NEW YORK – Suriye’nin BM daimi temsilcisi Beşar el Caferi, BMGK’deki bazı daimi üye ülkelerin Suriye’deki siyasi sürecinin krize çozüm yolu olarak kabul edilmesinden beri onu engelleme girişiminde bulunduklarını belirtirken, bahsedilen sürecin dışmüdahale olamadan Suriyeliler arasında kalması gerektiğini vurguladı.
Suriye’deki durumlarla ilgili video üzerinden düzenlenen BMGK oturumunda Caferi; BMGK’nin Suriye krizinin çözümüne yönelik sözde siyasi sürcenini kabul etmesinden beri BMGK’de bazı daimi üye ülkelerin bu sürecini “maalesef terörü destekleme ve Suriye’nin topraklarını işgal etmek için kullandıklarını dile getirdi.
Terörü destekleme eylemleri hakkında Suriye’nin BMGK’i defalarca bildirdiğine işaret eden Caferi; Suriye’nin BMGK’e her bir şikayeti ardından BMGK’in uluslararası antlaşmalarını koruma ve rölünü oynama konusundaki çabalarını başka bir yöne çevirmek için Batı baskılarının arttığını belirtti. Bu bağlamda Caferi; “Size her bir şikayet gönderdiğimizde veya ülkemizde yer alan terörizme destek eylemleri, saldırganlık, işgal, yağma ve ülkemizin varlıklarını tahrip edilmesine yönelik gerçekler hakkında sizi bilgilendirdiğimizde, Güvenlik Konseyi’nin Antlaşma’ın hükümlerini ve başta herkes tarafından Suriye’nin egemenliğine ve toprak bütünlüğüne saygı duymak olmak üzere, Suriye ili ilgili kararların koruması konusundaki rölünü yerine getirmesini engellemek ve çabalarını bozmak için Batı baskıları artıyordu” ifadelerini kullandı.

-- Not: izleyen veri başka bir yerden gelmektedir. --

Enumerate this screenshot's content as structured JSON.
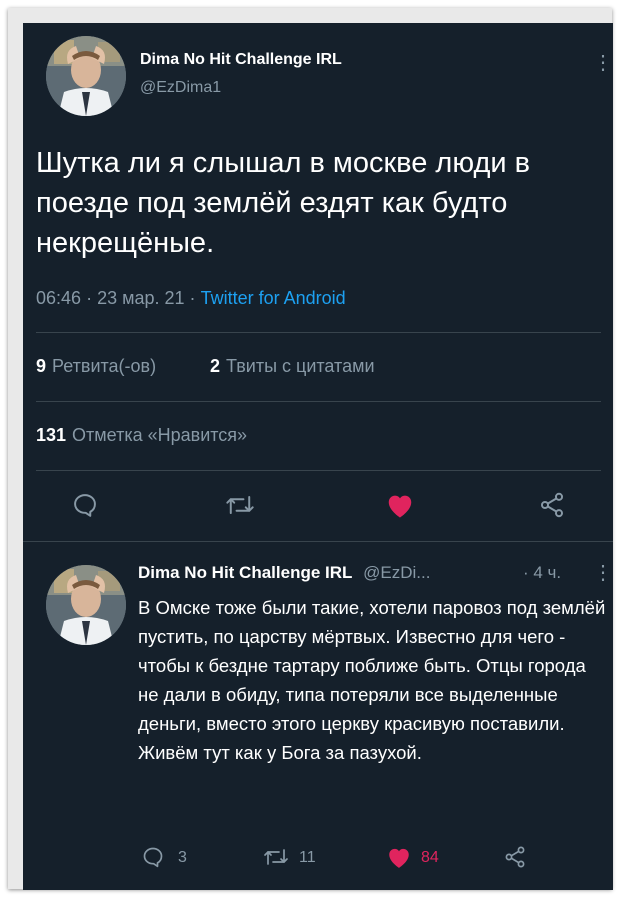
{
  "tweet": {
    "author_name": "Dima No Hit Challenge IRL",
    "handle": "@EzDima1",
    "text": "Шутка ли я слышал в москве люди в поезде под землёй ездят как будто некрещёные.",
    "time": "06:46",
    "date": "23 мар. 21",
    "separator": "·",
    "client": "Twitter for Android",
    "retweets_count": "9",
    "retweets_label": "Ретвита(-ов)",
    "quotes_count": "2",
    "quotes_label": "Твиты с цитатами",
    "likes_count": "131",
    "likes_label": "Отметка «Нравится»"
  },
  "reply": {
    "author_name": "Dima No Hit Challenge IRL",
    "handle": "@EzDi...",
    "age": "· 4 ч.",
    "text": "В Омске тоже были такие, хотели паровоз под землёй пустить, по царству мёртвых. Известно для чего - чтобы к бездне тартару поближе быть. Отцы города не дали в обиду, типа потеряли все выделенные деньги, вместо этого церкву красивую поставили. Живём тут как у Бога за пазухой.",
    "reply_count": "3",
    "retweet_count": "11",
    "like_count": "84"
  },
  "icons": {
    "reply": "reply-icon",
    "retweet": "retweet-icon",
    "like": "heart-icon",
    "share": "share-icon",
    "more": "more-vertical-icon"
  },
  "colors": {
    "background": "#15202b",
    "text": "#ffffff",
    "muted": "#8899a6",
    "link": "#1da1f2",
    "like": "#e0245e",
    "divider": "#38444d"
  }
}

BMGK’nin uluslararası görevleri çerçevesinde, Suriye topraklarındaki Amerikan işgaline son vermeye yönelik herhangi bir uygulamaya geçmediğinden şaşırttığını ifade eden Caferi; terör sponsorü olan Erdoğan rejiminin ve Türk işgalinin son verilmesi için ne yaptığını sordu. BMGK’e sorularına devam ederek Caferi; “Suriye’nin terörizme karşı koyma ve BM’in yabancı savaşan teröristler olarak nitelendiği onbinlerce teröristlere karşı mücadele çabalarını desteklemek için veya bu teröristlere her türlü lojestik desteği veren ülkelerin sorumlu tutulmaları için hangi adımları aldınız” diye sordu.

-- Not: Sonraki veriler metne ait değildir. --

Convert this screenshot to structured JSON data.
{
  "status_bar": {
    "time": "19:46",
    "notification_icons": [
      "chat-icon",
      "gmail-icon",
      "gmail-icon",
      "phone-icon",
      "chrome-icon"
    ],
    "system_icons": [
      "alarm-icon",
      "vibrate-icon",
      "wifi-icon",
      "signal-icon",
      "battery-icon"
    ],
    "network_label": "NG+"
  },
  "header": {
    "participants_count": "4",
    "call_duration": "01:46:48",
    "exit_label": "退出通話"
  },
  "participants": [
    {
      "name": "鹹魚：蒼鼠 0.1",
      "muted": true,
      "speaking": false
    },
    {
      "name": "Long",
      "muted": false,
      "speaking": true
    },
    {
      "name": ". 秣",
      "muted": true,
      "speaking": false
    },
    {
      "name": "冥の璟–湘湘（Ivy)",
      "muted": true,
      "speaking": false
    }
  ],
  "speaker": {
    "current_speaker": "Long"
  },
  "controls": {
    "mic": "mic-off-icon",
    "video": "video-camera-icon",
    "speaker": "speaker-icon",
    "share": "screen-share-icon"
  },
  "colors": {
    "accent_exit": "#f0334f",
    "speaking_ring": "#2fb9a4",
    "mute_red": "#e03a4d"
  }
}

Caferi; Güvenlik Konseyi üyelerinin Suriye’deki durumla ilgili tüm kararlarının başında Suriye Arap Cumhuriyeti’nin egemenliğine, birliğine ve toprak bütünlüğüne saygı gösterme konusunda güçlü bir taahhütte bulundukları bir zamanda Amerikan işgal güçleri Birleşmiş Milletler ve uluslararası toplum önünde Suriye’nin petrol kaynaklarını ve petrol kaynaklarını yağmalamak için yeni bir adım attığına işaret ederken, Amerikan işgali ve idaresinin desteğiyle Delta Crescent Energy şirketinin Amerikan işgalinin ajanları olan DSG bölücü milisleri ile işgal ettikleri bölgelerde Suriye’nin petrolünü yağmalama sözleşmesini imzaladıklarını belirtti. Caferi; bu uygulamalarıyla, Suriye devletinin ve vatandaşlarını temel kaynaklardan mahrum ederek Suriye’deki insani durumları iyileştirmeyi ve yeniden imar çalışmalarını zorlaştırmaya ve engellemeye hedeflendiğine dikkat çekti.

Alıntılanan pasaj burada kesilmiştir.